Promise in a Black December; Yang Tak Tergantikan

Akan selalu ada alasan kenapa aku membenci bulan Desember. Bulan yang penuh dengan luka. Bulan yang penuh dengan duka—hingga entah bagaimana caraku menyembuhkan luka-lukaku sendiri. Terlalu sakit jika harus dijabarkan satu demi satu. Mulai dari aku mengagumimu sebagai sosok pemuda yang ku inginkan—meski memang ku tahu itu mustahil untuk bisa ku dapatkan, tapi aku tidak peduli. Kemudian, saat kau memberiku jutaan harapan—yang membuat keyakinanku semakin tumbuh subur bahwa memang kaulah takdirku. Hingga, akhirnya kau kembali membuatku tersadar bahwa kau hanyalah cameo dalam hidupku.
Lambat laun aku bisa memahami mengapa ada sebagian dari mereka yang takut akan jatuh cinta. Kau takkan pernah memahami bagaimana hatimu akan terluka ketika cinta yang berusaha kau pertahankan sampai napas terakhirmu ternyata tak bisa mempertahankanmu. Sakit rasanya.
— unknown —
Apa yang tadinya aku pikir akan sesuai dengan apa yang aku inginkan, pada kenyataannya sungguh-sungguh menyimpang. Memang banyak yang bilang bahwa sesuatu yang berlebihan maka hasilnya tidak akan baik. Juga, tentang janji yang kau pegang erat untuk kau tagihkan di kemudian hari harus terlepas tanpa ada pertanggungjawaban.

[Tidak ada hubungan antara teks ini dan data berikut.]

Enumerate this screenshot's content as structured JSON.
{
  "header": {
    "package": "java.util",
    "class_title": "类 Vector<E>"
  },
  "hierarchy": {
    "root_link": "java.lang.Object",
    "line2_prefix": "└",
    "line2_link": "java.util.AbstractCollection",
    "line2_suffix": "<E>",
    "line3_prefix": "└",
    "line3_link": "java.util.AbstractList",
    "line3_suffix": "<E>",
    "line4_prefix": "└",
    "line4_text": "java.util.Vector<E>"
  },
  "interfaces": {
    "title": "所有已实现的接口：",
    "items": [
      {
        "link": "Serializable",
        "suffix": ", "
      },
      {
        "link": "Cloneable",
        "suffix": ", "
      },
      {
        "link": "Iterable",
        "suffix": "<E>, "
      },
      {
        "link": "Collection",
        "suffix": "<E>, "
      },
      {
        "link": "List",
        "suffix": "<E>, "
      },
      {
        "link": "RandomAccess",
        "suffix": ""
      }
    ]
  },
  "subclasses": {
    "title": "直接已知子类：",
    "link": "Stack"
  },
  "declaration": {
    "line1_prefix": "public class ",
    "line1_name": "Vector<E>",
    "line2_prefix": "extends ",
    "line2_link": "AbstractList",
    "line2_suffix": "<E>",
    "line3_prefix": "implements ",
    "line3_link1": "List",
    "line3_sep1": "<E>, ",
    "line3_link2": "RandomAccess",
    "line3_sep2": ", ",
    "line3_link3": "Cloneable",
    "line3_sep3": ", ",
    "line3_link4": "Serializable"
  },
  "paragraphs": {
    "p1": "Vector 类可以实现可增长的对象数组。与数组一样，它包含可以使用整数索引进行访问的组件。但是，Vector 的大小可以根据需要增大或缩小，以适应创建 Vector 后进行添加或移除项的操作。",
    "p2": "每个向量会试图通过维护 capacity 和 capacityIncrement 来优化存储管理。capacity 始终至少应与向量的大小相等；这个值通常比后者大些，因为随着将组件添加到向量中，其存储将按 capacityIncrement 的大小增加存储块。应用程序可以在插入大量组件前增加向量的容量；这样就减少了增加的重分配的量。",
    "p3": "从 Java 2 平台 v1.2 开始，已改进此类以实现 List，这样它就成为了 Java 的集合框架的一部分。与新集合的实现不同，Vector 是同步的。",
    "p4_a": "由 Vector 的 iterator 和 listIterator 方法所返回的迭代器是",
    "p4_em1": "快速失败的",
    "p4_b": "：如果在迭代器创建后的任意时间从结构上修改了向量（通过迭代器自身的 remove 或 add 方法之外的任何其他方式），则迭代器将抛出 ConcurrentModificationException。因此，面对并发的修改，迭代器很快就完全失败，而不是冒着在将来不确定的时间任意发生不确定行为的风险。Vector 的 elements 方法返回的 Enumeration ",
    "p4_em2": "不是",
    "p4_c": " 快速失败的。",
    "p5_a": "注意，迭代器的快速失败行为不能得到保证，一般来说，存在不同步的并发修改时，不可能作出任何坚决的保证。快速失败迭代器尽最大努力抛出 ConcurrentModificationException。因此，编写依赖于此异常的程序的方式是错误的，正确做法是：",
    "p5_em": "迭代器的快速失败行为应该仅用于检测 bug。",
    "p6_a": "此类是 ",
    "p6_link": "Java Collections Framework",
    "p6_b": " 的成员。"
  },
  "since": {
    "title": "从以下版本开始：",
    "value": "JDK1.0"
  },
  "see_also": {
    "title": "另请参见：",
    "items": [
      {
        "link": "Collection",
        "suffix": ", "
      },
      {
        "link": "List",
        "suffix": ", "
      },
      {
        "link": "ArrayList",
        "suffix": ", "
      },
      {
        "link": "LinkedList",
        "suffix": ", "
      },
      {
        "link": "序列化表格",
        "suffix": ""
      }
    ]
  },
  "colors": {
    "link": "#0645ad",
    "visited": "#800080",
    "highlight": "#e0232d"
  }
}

Tapi, salahkah jika aku mencintainya dengan sepenuh hatiku? Salahkah jika aku menggantungkan harapan padanya—sekecil apapun itu? Meski, pada akhirnya aku tak lagi memedulikan janji apa yang telah diucapkannya padaku.
Entahlah. Rasanya hatiku benar-benar hancur berkeping-keping. Berhamburan layaknya bintang yang tersebar di angkasa luas.
Apapun itu, harapan ini masih akan tetap ada.